Prelude to the Battle
Grant in Charge
On March 10, 1864, President Abraham Lincoln appointed Ulysses S. Grant as General-in-Chief of the Armies of the United States. Grant brought with him, from his successes in the Western Theater of the war, a reputation for the doggedness that Lincoln was seeking in his generals. Unlike other Union generals, Grant was tenacious.
Grant Focuses on Lee
Upon his arrival in Washington, Grant drafted a plan to get the various Union armies in the field to act in concert. He also devised his Overland Campaign to invade east-central Virginia. Unlike previous campaigns into that area, Grant’s plan focused upon defeating General Robert E. Lee and his Army of Northern Virginia rather than capturing or occupying geographic locations. Grant instructed Major General George G. Meade, who commanded the Army of the Potomac, “Wherever Lee goes, there you will go also.” Grant realized that, with the superior resources he had at his disposal, Lee would lose a war of attrition, as long as Northern troops persistently engaged the Confederates.

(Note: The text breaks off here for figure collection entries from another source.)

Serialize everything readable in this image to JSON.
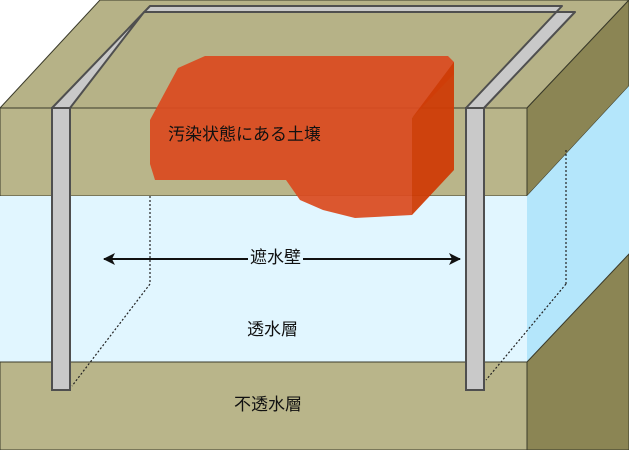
{
  "diagram": {
    "labels": {
      "contaminated_soil": "汚染状態にある土壌",
      "barrier_wall": "遮水壁",
      "aquifer": "透水層",
      "aquitard": "不透水層"
    },
    "colors": {
      "soil_front": "#b9b58a",
      "soil_top": "#b6b287",
      "soil_side": "#8b8554",
      "aquifer_front": "#e1f6ff",
      "aquifer_side": "#b4e6fb",
      "contamination_main": "#da4a1f",
      "contamination_side": "#cf3c06",
      "wall_fill": "#c9c9c9",
      "wall_dark": "#4f4f4f"
    }
  }
}
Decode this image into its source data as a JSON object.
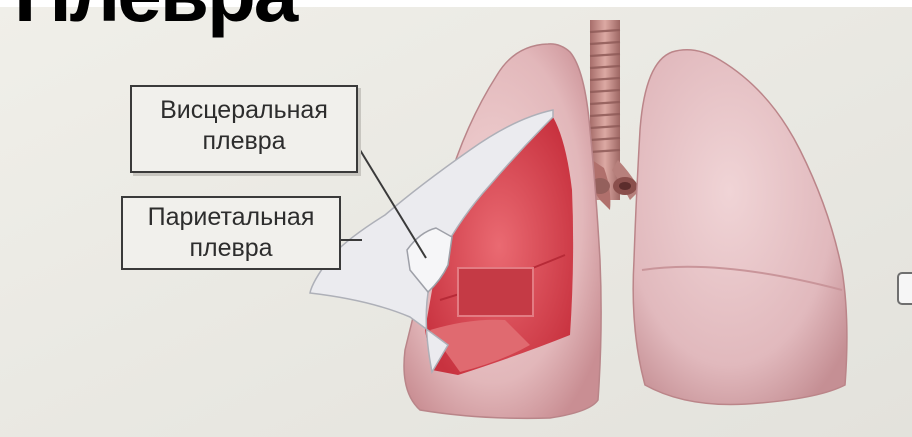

On May 4, 1864, Grant launched his Overland Campaign when the Army of the Potomac crossed the Rappahannock and Rapidan Rivers, occupying an area locally known as the Wilderness. For the next eight weeks, the two sides engaged in a series of horrific battles that produced unprecedented numbers of casualties. Following a bloody frontal assault at Cold Harbor that cost the Federals roughly 13,000 casualties, Grant abandoned his hope to defeat Lee’s army head-on. Instead, Grant aimed to isolate the Army of Northern Virginia at Richmond and slowly starve it into submission by cutting off its supply lines. The key to the plan was capturing Petersburg, Virginia.
Petersburg, Virginia, sits on the south bank of the Appomattox River, approximately twenty miles south of Richmond. During the Civil War, the Richmond and Petersburg Railroad was an important conduit for supplies to the Confederate capital. Besides the Richmond and Petersburg Railroad, two other rail lines converged at Petersburg. The Weldon Railroad (also called the Petersburg and Weldon Railroad) connected Petersburg to the Confederacy’s last linkage to overseas markets at Wilmington, North Carolina. Farther to the west, the South Side Railroad joined Petersburg to Lynchburg, Virginia, and points westward. If Grant could cut the rail lines, it would force Lee to abandon Richmond.

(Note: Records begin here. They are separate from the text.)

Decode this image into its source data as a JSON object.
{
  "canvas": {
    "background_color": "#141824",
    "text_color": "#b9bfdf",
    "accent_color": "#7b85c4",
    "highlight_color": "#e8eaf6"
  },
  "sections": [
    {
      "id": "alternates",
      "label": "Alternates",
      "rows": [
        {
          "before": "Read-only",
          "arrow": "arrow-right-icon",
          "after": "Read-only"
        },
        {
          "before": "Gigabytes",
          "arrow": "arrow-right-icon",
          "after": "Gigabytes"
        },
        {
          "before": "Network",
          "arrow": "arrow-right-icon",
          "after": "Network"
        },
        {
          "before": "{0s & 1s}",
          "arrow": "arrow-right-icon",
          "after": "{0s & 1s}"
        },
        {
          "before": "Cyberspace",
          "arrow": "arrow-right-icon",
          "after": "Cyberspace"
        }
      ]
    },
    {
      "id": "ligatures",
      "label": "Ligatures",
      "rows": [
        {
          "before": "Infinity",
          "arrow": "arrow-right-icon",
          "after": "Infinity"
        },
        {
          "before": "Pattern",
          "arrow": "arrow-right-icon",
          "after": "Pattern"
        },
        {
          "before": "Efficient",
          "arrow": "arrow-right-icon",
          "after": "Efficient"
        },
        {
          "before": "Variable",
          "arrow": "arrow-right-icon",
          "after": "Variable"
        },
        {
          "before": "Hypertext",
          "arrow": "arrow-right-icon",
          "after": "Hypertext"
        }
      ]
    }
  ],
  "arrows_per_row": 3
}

Forcing Lee to Defend Two Fronts
Although Grant’s focus during the summer and fall of 1864 was on cutting off supply routes into Petersburg, he also launched several assaults north of the James River against Richmond. Grant recognized that forcing Lee to defend two fronts would thin the Confederate defenses around Petersburg, enhancing Union expectations for success. At the Battle of Chaffin’s Farm and New Market Heights (September 29–30, 1864) federal soldiers captured Fort Harrison and other portions of Richmond’s outer defenses along Darbytown and New Market Roads.
Darbytown and New Market Roads run roughly parallel to each other into Richmond from the southeast. The federals anchored the right flank of their lines outside Richmond at Darbytown Road, several miles north of New Market Road. Attempting to regain the ground lost at the Battle of Chaffin’s Farm and New Market Heights, Lee ordered an offensive against the newly extended federal lines one week later.

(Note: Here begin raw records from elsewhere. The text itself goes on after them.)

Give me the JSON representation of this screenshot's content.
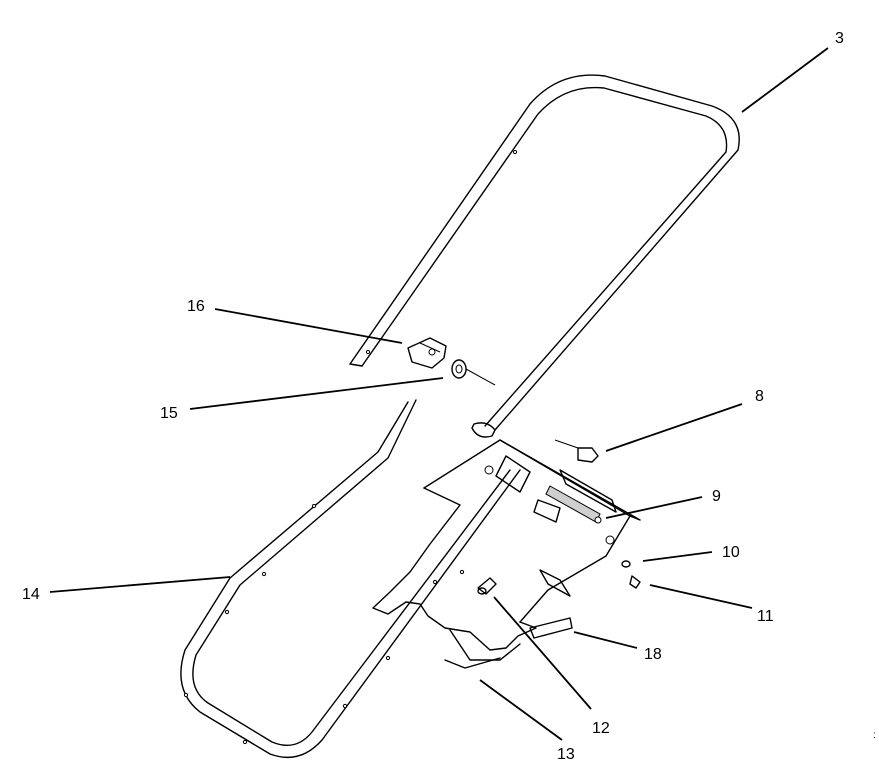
{
  "callouts": [
    {
      "id": "c3",
      "label": "3"
    },
    {
      "id": "c8",
      "label": "8"
    },
    {
      "id": "c9",
      "label": "9"
    },
    {
      "id": "c10",
      "label": "10"
    },
    {
      "id": "c11",
      "label": "11"
    },
    {
      "id": "c12",
      "label": "12"
    },
    {
      "id": "c13",
      "label": "13"
    },
    {
      "id": "c14",
      "label": "14"
    },
    {
      "id": "c15",
      "label": "15"
    },
    {
      "id": "c16",
      "label": "16"
    },
    {
      "id": "c18",
      "label": "18"
    }
  ],
  "corner_mark": ":"
}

Clash at Darbytown and New Market Roads
On October 7, 1864, two Confederate divisions, commanded by Major General Charles Field and Major General Robert Hoke, advanced down Darbytown Road. Supported by cavalry, Field’s infantry turned the Union right flank and attacked 1,700 cavalrymen, commanded by Major General August Kautz, from the rear. Caught by surprise, the federal troopers quickly retreated, leaving the Rebels in possession of the road and of eight Union cannons.
Following up on his initial success, Field turned south to attack Major General Alfred Terry’s infantry division along New Market Road. Armed with Spencer repeating rifles, Terry’s well-entrenched soldiers presented a formidable obstacle. When Hoke failed to support Field’s assault, the Yankees easily repulsed the out-manned Rebels. The battle ended before noon when the Confederates withdrew to the Richmond defenses.
Aftermath of the Battle
Despite the promising beginning for the Rebels, the Battle of Darbytown and New Market Roads was a resounding Union victory. The Confederacy lost about 700 soldiers, including Brigadier General John Gregg, who died during the fighting. The Union suffered only 458 casualties (forty-nine killed, 253 wounded, and 156 captured or missing). Beyond the uneven differences in casualty totals, Lee failed in his attempt to regain the ground that he lost at the Battle of Chaffin’s Farm and New Market Heights. The unsuccessful Rebel assault was Lee’s last offensive north of the James River during the Civil War.